I don't want to be here anymore.
I've never felt this way before.
This pain is swallowing my will.
I cannot go on. I will die at the hands of "a" pill.
The sleeves of my jacket could salt the seas.
If only they'd see.
I don't want them to anyway.
I know I will go on to see another day.
I'm not that strong.
I know these thoughts are wrong.
Yet they feel so good...why?
Why do I want to die?
"So badly?" anyway.
My head throbs and my stomach is empty.
The physicality is too much to mix with the mind.
Its taking over me.
I want to run away. Feel a cold breeze on my face.
Oh I can't wait.
I wouldn't mind if I were gone tomorrow.
Would you?
Maybe you'd be sad. For a short time.
Then I'd be a memory that would make a good story for your kids in highschool.

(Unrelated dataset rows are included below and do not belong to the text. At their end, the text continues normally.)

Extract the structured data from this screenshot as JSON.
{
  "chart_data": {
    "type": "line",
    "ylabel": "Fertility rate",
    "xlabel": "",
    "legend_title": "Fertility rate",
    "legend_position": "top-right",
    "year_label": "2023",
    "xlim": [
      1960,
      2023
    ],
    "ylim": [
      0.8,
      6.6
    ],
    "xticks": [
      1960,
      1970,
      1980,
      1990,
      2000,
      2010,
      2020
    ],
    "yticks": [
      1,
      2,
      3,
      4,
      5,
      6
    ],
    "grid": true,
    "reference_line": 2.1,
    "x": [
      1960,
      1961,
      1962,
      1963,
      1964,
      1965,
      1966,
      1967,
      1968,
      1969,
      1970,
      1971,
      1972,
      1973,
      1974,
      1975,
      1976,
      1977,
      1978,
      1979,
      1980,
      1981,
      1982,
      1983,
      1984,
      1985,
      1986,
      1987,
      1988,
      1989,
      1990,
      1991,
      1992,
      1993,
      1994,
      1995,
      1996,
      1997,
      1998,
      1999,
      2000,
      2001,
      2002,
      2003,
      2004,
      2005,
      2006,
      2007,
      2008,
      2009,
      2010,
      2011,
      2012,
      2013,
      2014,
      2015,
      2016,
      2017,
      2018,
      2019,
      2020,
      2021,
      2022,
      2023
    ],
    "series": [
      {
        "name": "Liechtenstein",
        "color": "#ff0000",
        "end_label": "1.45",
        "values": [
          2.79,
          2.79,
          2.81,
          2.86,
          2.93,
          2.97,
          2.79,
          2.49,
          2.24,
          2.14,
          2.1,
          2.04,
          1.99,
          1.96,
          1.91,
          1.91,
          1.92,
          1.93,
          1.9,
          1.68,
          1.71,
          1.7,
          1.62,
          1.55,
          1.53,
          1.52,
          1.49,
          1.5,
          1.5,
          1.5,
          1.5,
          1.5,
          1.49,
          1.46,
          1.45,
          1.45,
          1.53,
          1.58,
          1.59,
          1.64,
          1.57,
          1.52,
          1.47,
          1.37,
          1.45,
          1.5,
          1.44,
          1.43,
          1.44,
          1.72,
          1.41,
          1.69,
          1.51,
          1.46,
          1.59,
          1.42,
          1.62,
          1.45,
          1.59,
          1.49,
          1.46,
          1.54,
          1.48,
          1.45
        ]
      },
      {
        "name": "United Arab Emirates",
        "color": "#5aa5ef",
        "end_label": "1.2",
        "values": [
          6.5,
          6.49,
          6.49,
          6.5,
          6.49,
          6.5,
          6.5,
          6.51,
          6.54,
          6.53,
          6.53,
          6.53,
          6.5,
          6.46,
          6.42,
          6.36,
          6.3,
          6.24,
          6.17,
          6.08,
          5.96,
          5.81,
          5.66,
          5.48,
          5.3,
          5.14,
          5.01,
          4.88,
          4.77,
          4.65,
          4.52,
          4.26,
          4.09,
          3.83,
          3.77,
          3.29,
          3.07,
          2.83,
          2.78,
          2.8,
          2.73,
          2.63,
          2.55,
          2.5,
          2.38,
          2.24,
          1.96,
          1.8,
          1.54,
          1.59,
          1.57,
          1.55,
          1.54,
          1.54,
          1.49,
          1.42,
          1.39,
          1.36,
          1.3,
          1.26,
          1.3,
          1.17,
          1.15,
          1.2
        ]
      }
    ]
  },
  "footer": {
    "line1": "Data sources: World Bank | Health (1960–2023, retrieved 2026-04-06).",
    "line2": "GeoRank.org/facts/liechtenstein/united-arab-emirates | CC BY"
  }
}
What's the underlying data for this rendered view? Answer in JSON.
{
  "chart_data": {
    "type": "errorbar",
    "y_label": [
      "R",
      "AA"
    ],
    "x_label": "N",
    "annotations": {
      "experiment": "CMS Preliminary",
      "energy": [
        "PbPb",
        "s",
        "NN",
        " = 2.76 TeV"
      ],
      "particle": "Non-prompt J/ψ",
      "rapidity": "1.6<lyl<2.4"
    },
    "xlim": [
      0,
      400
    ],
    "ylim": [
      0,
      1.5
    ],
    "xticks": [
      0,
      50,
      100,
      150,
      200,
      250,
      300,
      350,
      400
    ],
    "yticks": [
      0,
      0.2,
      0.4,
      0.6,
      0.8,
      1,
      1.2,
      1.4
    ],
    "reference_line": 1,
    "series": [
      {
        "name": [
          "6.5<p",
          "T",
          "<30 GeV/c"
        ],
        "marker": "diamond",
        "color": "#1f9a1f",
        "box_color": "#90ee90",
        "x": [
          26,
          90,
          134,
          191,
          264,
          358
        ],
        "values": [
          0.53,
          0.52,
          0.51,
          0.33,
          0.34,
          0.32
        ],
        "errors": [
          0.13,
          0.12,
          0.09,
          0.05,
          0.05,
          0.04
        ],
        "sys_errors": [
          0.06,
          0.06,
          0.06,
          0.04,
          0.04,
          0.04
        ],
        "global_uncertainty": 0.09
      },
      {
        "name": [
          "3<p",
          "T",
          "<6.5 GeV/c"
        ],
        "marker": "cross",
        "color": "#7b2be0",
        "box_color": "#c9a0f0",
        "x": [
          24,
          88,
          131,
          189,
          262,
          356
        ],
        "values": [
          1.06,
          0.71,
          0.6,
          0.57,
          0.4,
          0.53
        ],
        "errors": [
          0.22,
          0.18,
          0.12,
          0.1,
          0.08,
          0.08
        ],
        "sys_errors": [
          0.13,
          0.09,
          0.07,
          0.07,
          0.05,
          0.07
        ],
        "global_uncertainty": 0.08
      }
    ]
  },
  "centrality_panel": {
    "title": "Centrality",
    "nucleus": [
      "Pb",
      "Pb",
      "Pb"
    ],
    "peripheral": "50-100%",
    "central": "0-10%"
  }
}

I gonna keep me all to myself...
Ugh he makes me want to hurt myself.
Run a blade over my thigh in lines.
Maybe he'd read between them..dick
Thoughts of leaving this world are eating me like I eat fries.
I want to die.
I don't want to feel.
I don't want any of this to be real.
I want peace.. Is that the only way to achieve it?
Maybe, maybe not.
I don't know anymore.
I don't know anything anymore.
Anger, pain, and embarrassment is all I feel.
And its okay.
I still smile.
I even make your smile.
But its never enough.
Almost is never enough.
But this time.... I know I'm gonna keep it to myself forever.